MORE than just the surf is boiling at Cabarita Beach.

Volunteer lifesavers are incensed Tweed Shire Council won’t back down from a demand the club pay $100,000 in developer fees for plans to erect a deck overlooking the surf they patrol.

At a mediation meeting held in the offices of Tweed National Party MP Geoff Provest, Tweed Mayor Warren Polglase and senior council staff refused to budge, insisting the club had been given enough council support over the years.

Yesterday, exasperated club spokesman Patrick Raftery called on other councillors to reconsider their position, saying the deck would help volunteer surf lifesavers carry out their role of keeping a watchful eye on the beach.

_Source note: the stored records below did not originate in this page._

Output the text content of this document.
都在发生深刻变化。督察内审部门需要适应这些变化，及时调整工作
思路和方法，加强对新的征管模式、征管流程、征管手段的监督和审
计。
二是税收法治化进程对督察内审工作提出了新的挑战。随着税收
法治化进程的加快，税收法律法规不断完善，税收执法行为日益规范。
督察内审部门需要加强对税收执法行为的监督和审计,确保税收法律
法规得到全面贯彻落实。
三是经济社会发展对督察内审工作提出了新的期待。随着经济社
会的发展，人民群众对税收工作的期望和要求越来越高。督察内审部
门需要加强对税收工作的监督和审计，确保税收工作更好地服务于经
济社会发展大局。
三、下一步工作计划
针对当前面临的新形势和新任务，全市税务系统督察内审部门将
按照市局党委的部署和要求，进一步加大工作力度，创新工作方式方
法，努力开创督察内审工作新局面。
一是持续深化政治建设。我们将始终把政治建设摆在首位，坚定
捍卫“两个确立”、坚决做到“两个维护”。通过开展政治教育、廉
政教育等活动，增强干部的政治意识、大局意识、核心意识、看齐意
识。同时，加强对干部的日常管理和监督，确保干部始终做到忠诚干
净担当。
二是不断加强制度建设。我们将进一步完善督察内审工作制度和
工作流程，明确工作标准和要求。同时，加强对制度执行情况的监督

Mayor Polglase hit back, saying the $100,000 in developer contributions was needed for the creation of extra car parking “required for the clubroom’s expanded floor space”.

Cr Polgase said the deck was “for entertainment purposes and not related to the core role of providing surf life saving services”.

It is an argument the members reject.

“Cabarita Beach Surf Club provides voluntary lifesaving services for visitors and residents of the Tweed and the deck extension will only assist members in providing a watchful eye on the beach,” said Mr Raftery.

“Council officers and some councillors appear to believe that the surf club is a commercial operation.

“To do so, the surf club needs to raise funds close to $100,000 each year to provide this service.

“A deck extension, as well as providing wide ranging views of the beach for safety purposes, will enhance the surf club’s ability to raise these funds each year.”

Mr Raftery said it appeared “council officers and some councillors” believed the surf club was a commercial operation.

He said the club was asking councillors to consider revising their previous decision on the levy when an amended development application goes before a council meeting in two weeks.

A council spokeswoman said the application was for “entertainment facilities” and hence the club was required to pay “normal developer contributions”.

Cr Polglase said the club had already received $900,000 in council assistance in recent years and could not expect “further council concessions to enhance its entertainment facilities”.

“In 2004 council gave a $650,000 grant for the construction of the Cabarita Surf Life Saving Club and waived approximately $250,000 in development contributions at that time,” he said.

“An expansion of the deck is essentially to create an entertainment area, in direct competition to an existing hotel across the road and other commercial businesses. Those developments have been required to pay developer contributions.”